Today I will go to my classes, give a small presentation in one of them, hang out with some friends, cook dinner, study, and watch Fringe.
Seems mundane, no? But what really is significant about today is the date. For one, it is my mom's birthday (happy birthday Ima!!), another it's tax day, but today is also something else. Today is the 12th anniversary of the day I was diagnosed with Central Auditory Processing Deficit or CAPD.
12 years ago my world changed. On one hand we had answers for why school and life were so hard for me and on another hand life changed once the label of CAPD was slapped on me.
12 years ago I was a little 4th grader and at that time I had no idea what that label would mean, how my life would change (for good and bad).
The past 12 years have been a mix of new therapies, struggling with school work, figuring out who I am, and some living thrown in there too!
And today, 12 years later, I am 3 weeks away from graduating college. COLLEGE!
CAPD no longer stands in my way, but stands with me. It no longer defines me, but it's part of my definition: who I am and I would never change that.

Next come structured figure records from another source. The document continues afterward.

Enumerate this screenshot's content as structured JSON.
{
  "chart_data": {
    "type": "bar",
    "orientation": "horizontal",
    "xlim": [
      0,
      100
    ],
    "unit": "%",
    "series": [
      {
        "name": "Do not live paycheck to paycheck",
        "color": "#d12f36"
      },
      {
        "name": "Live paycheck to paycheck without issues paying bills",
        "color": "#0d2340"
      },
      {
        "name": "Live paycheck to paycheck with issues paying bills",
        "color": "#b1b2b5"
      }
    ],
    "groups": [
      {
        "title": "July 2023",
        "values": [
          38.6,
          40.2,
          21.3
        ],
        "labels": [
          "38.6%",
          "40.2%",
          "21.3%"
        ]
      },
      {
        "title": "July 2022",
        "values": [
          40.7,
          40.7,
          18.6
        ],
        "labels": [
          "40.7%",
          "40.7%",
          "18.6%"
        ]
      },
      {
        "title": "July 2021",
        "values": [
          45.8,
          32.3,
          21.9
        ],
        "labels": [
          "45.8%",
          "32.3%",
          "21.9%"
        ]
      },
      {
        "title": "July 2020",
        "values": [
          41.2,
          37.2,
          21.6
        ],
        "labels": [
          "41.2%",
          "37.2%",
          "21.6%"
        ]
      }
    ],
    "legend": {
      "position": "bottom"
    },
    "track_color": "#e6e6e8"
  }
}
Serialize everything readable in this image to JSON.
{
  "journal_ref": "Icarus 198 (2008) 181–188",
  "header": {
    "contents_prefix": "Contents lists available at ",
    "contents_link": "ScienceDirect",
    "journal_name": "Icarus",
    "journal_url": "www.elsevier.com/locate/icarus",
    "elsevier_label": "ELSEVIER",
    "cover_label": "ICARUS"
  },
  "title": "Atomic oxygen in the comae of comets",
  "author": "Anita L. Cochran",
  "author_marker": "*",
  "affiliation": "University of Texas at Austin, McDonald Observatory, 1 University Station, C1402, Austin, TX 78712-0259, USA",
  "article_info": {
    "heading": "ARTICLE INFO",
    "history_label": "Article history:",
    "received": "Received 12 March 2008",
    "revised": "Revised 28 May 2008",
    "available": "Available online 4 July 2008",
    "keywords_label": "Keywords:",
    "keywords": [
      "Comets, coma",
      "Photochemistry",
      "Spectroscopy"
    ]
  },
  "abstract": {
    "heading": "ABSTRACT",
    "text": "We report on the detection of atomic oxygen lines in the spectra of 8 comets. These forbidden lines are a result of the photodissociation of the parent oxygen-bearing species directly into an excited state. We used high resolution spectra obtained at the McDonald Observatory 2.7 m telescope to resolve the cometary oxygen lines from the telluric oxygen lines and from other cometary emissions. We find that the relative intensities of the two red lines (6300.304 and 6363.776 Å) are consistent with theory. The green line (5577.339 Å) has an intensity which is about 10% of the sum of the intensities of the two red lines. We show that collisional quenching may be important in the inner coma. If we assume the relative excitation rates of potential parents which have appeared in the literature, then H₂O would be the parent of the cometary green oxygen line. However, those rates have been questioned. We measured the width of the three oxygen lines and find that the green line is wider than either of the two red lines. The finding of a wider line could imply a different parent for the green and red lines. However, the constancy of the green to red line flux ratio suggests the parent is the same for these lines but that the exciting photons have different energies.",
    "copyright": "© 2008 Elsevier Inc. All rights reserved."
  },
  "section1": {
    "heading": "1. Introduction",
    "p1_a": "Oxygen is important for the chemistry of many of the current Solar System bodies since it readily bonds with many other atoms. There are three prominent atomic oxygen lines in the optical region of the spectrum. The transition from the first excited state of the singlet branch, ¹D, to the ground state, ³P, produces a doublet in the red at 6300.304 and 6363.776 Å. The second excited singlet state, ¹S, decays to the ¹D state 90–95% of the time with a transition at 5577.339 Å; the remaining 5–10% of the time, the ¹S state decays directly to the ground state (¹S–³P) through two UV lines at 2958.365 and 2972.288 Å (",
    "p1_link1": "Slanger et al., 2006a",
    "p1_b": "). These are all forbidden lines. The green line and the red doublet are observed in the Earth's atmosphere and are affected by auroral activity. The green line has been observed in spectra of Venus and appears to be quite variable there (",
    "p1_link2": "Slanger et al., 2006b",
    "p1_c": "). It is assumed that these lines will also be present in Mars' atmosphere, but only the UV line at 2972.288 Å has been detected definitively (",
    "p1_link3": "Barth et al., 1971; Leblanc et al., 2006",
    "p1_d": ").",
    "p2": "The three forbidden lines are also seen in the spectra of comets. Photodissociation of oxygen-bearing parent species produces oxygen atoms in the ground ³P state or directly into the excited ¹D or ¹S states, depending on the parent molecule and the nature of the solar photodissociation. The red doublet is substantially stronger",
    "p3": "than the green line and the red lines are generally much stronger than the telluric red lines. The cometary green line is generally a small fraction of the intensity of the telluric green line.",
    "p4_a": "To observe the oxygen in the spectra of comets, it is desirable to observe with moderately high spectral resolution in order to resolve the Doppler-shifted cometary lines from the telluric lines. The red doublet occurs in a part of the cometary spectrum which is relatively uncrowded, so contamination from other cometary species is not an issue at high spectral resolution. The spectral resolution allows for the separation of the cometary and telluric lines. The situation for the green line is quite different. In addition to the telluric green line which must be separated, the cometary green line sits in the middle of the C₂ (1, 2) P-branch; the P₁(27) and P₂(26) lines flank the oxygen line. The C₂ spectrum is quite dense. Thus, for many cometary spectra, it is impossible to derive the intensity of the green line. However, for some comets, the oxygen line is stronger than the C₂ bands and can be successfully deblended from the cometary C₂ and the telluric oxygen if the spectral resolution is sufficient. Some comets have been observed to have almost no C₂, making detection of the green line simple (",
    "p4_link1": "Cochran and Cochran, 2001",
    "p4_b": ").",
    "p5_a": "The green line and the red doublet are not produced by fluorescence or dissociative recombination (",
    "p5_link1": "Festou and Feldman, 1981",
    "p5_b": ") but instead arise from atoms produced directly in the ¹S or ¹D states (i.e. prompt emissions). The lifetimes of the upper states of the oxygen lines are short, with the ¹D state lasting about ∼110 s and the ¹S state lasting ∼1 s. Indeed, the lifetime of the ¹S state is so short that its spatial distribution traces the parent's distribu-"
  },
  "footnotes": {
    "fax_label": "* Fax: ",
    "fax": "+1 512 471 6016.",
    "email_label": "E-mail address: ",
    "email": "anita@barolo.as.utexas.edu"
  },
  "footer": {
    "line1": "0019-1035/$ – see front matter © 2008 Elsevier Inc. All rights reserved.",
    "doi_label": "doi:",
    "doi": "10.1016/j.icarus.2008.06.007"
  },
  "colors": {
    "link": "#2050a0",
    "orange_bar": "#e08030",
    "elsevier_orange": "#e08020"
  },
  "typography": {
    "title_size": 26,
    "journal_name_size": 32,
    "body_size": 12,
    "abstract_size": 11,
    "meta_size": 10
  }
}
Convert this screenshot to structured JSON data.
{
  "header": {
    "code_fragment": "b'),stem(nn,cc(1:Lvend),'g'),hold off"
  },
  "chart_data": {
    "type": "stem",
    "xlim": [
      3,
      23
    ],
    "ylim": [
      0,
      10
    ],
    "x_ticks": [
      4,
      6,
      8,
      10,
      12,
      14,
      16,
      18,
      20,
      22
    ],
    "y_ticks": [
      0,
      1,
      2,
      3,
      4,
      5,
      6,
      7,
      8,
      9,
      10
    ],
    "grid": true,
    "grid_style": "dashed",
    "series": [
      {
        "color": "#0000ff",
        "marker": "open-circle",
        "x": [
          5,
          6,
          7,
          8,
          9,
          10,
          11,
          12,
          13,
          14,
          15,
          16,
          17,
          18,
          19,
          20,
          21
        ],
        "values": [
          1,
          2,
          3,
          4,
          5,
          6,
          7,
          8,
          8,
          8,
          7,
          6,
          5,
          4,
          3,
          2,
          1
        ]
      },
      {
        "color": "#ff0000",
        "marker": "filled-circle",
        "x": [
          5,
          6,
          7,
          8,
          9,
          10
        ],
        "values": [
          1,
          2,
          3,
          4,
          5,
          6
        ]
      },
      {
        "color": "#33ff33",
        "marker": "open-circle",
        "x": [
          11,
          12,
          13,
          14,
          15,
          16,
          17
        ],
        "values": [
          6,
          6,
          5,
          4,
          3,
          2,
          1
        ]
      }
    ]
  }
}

In the past 12 years, without my knowing it, CAPD has been my GPS, helping me get to where I am today and get me started on the path to where I am going. I have decided to not become a doctor, not to become a marine biologist, not to become a physical therapist, but to become a teacher - a special education teacher.
I will get to help students learn in ways that work best for them, something that most of my teachers didn't know how to do. I cannot wait to help make sure lots of little bumblebees continue to fly even though the LD label they have tells them they shouldn't be able to do so!
12 years... wow... I will always have CAPD, but today I feel like I did it. I did what many people probably thought I would never do. Today I feel like I survived.
I have survived, I have grown, I have changed, I have thrived, and I am still flying!
1 thoughts on the matter:
I blogged recently about that "anniversary". Only mine was at 4-years old when I suddenly lost the rest of my hearing.
I am glad you are able to see the silver lining and to thrive in spite of those challenges.
And hurrah for working in special ed!